表題番号:2024R-048 日付:2025/03/01
研究課題量子化学計算による鉱物表面におけるペプチド形成機構の解明
研究者所属(当時) 資格 氏名
(代表者) 国際学術院 国際教養学部 教授 稲葉 知士
研究成果概要

地球に帰還した探査機「はやぶさ2」が小惑星リュウグウから持ち帰った岩石試料の中に、23種類のアミノ酸を含む約2万種の有機分子が発見された。さらに、リュウグウの試料にある有機物は鉱物表面に濃集していることが明らかにされたため、鉱物表面において、より複雑な有機物が生成された可能性がある。そのため、本研究では、小惑星などの小天体の鉱物表面上におけるアミノ酸のペプチド形成過程を分子レベルで明らかにすることを目的にする。今年度は、アミノ酸と鉱物表面の反応過程について調べた。アミノ酸が鉱物表面でペプチド形成するためには、まずはアミノ酸が鉱物表面に吸着する必要があり、アミノ酸の鉱物表面への吸着過程を明らかにすることは重要である。本研究では、鉱物表面の構成成分として、ダストの主成分である珪酸塩鉱物を考えた。鉱物表面を記述するモデルには、化学者が利用するクラスタモデルと、物理学者の利用する周期境界条件モデルがある。今年度の研究では、クラスタモデルを用いて珪酸塩鉱物表面をモデル化した。具体的には、先行研究を参考にして、エディントン結晶のヒドロキシル化した表面を持つように珪素を6元素含むようにして、鉱物表面をモデル化した。

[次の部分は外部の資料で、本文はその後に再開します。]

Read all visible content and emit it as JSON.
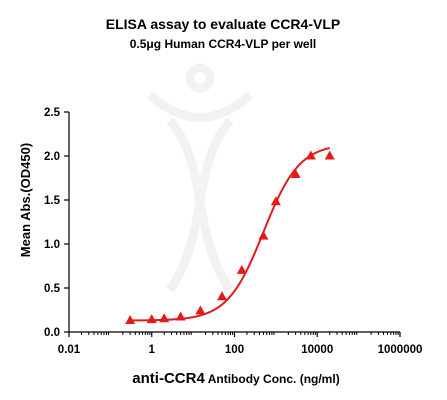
{
  "chart_data": {
    "type": "scatter",
    "title": "ELISA assay to evaluate CCR4-VLP",
    "subtitle": "0.5μg Human CCR4-VLP per well",
    "xlabel_main": "anti-CCR4",
    "xlabel_rest": " Antibody Conc. (ng/ml)",
    "ylabel": "Mean Abs.(OD450)",
    "xscale": "log",
    "xlim": [
      0.01,
      1000000
    ],
    "ylim": [
      0,
      2.5
    ],
    "xticks": [
      0.01,
      1,
      100,
      10000,
      1000000
    ],
    "xtick_labels": [
      "0.01",
      "1",
      "100",
      "10000",
      "1000000"
    ],
    "yticks": [
      0.0,
      0.5,
      1.0,
      1.5,
      2.0,
      2.5
    ],
    "ytick_labels": [
      "0.0",
      "0.5",
      "1.0",
      "1.5",
      "2.0",
      "2.5"
    ],
    "grid": false,
    "marker": "triangle",
    "color": "#e31a1c",
    "series": [
      {
        "x": [
          0.3,
          1.0,
          2.0,
          5.0,
          15.0,
          50.0,
          150.0,
          500.0,
          1000.0,
          3000.0,
          7000.0,
          20000.0
        ],
        "y": [
          0.13,
          0.14,
          0.15,
          0.17,
          0.24,
          0.4,
          0.7,
          1.09,
          1.48,
          1.79,
          2.0,
          2.0
        ]
      }
    ],
    "fit_curve": {
      "bottom": 0.13,
      "top": 2.14,
      "ec50": 500,
      "hill": 1.0
    }
  }
}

我々は量子化学計算を行い、グリシンの珪酸塩鉱物表面への吸着過程について調べた。まず、鉱物表面にあるヒドロキシ基の酸素原子に、グリシンのヒドロキシ基の水素原子が水素結合し安定構造を作る。その後、グリシンの水素原子が鉱物表面のヒドロキシ基に移動する。グリシンの酸素原子が鉱物表面の珪素原子と結合を作り、吸着過程が完了することがわかった。この鉱物表面に吸着したグリシンに別のグリシンが接近し、ペプチド結合が作られると考えられる。